Le nouveau paysage religieux américain
Les États-Unis sont un pays religieux où on ne peut pas se faire élire sans adhérer à une église quelconque, si possible fondamentaliste, et où l’on apprend aux enfants des écoles que Dieu – masculin s’il vous plait – a créé le monde en six jours avant de prendre un repos bien mérité le septième. Du moins, c’est ce que l’on pourrait croire au vu des nouvelles et des reportages qui nous en arrivent. Heureusement, il arrive aux américains de faire des sondages et le dernier en date, réalisé par le Trinity College auprès de – excusez du peu – 54.000 personnes, ne raconte pas tout à fait la même histoire.

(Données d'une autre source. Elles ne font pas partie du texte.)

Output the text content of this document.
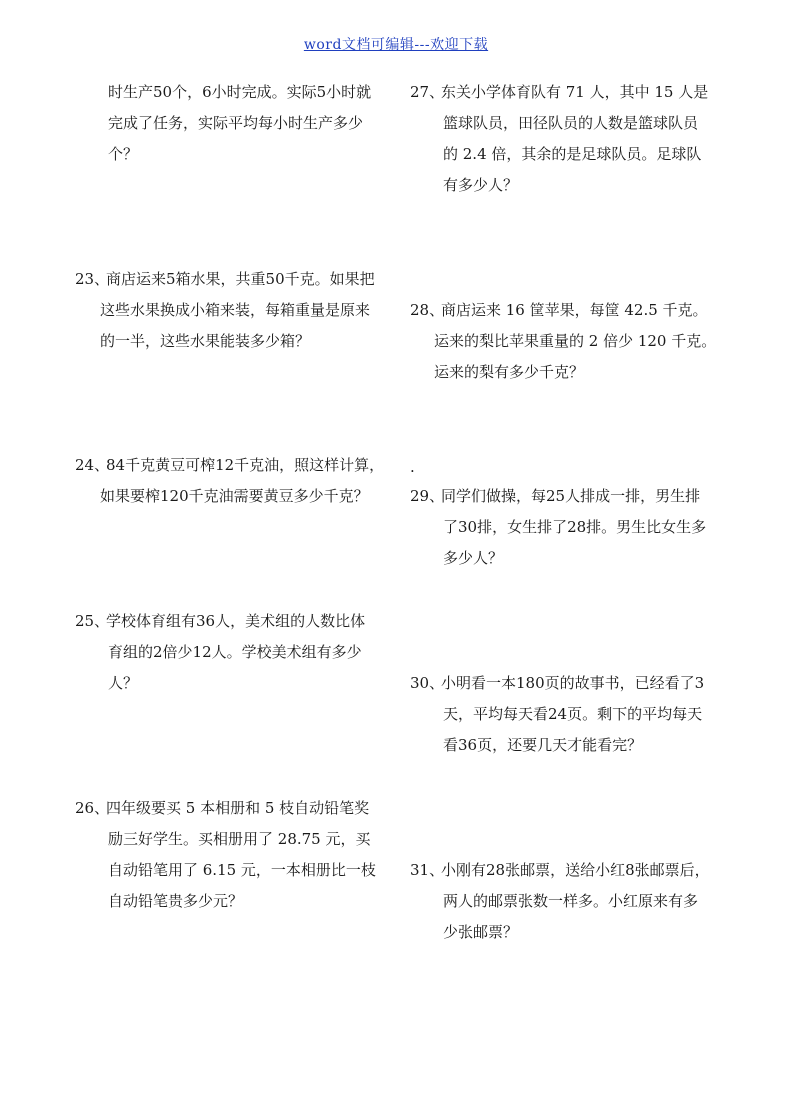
word文档可编辑---欢迎下载
时生产50个，6小时完成。实际5小时就
完成了任务，实际平均每小时生产多少
个？
23、
商店运来5箱水果，共重50千克。如果把
这些水果换成小箱来装，每箱重量是原来
的一半，这些水果能装多少箱？
24、
84千克黄豆可榨12千克油，照这样计算，
如果要榨120千克油需要黄豆多少千克？
25、
学校体育组有36人，美术组的人数比体
育组的2倍少12人。学校美术组有多少
人？
26、
四年级要买 5 本相册和 5 枝自动铅笔奖
励三好学生。买相册用了 28.75 元，买
自动铅笔用了 6.15 元，一本相册比一枝
自动铅笔贵多少元？
27、
东关小学体育队有 71 人，其中 15 人是
篮球队员，田径队员的人数是篮球队员
的 2.4 倍，其余的是足球队员。足球队
有多少人？
28、
商店运来 16 筐苹果，每筐 42.5 千克。
运来的梨比苹果重量的 2 倍少 120 千克。
运来的梨有多少千克？
.
29、
同学们做操，每25人排成一排，男生排
了30排，女生排了28排。男生比女生多
多少人？
30、
小明看一本180页的故事书，已经看了3
天，平均每天看24页。剩下的平均每天
看36页，还要几天才能看完？
31、
小刚有28张邮票，送给小红8张邮票后，
两人的邮票张数一样多。小红原来有多
少张邮票？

La fin du monopole chrétien
Environ 76% des Américains se considèrent comme chrétien. Cela peut paraître beaucoup mais c’est 10% de moins qu’en 1990 et ce malgré une importante immigration hispanique, très majoritairement catholique. C’est d’ailleurs grâce au catholicisme que le christianisme se maintient plus ou moins à flot, les autres dénominations subissant un déclin marqué. Certes on est loin de la situation française ou même européenne – le christianisme a encore quelques beaux restes, mais il prend manifestement le même chemin.
Le déclin du protestantisme traditionnel
Ce sont les églises protestantes traditionnelles – baptistes, méthodistes, luthériens, presbytériens – qui souffrent le plus. En 1991, elles représentaient prés de 40% des américains. Cette proportion est tombée à moins de 30% aujourd’hui. C’est principalement le christianisme « non-denominationel » associé aux « mega-church » et les groupes évangéliques qui bénéficient de cette érosion. Cette évolution est loin d’être un signe de bonne santé pour le protestantisme américain dans son ensemble, cependant. Sa part dans la population est pour la première fois tombée en dessous de 50% et si les Etats-Unis restent un pays majoritairement protestant, cette majorité n’est plus aujourd’hui que relative, et tout indique qu’elle va continuer à s’éroder.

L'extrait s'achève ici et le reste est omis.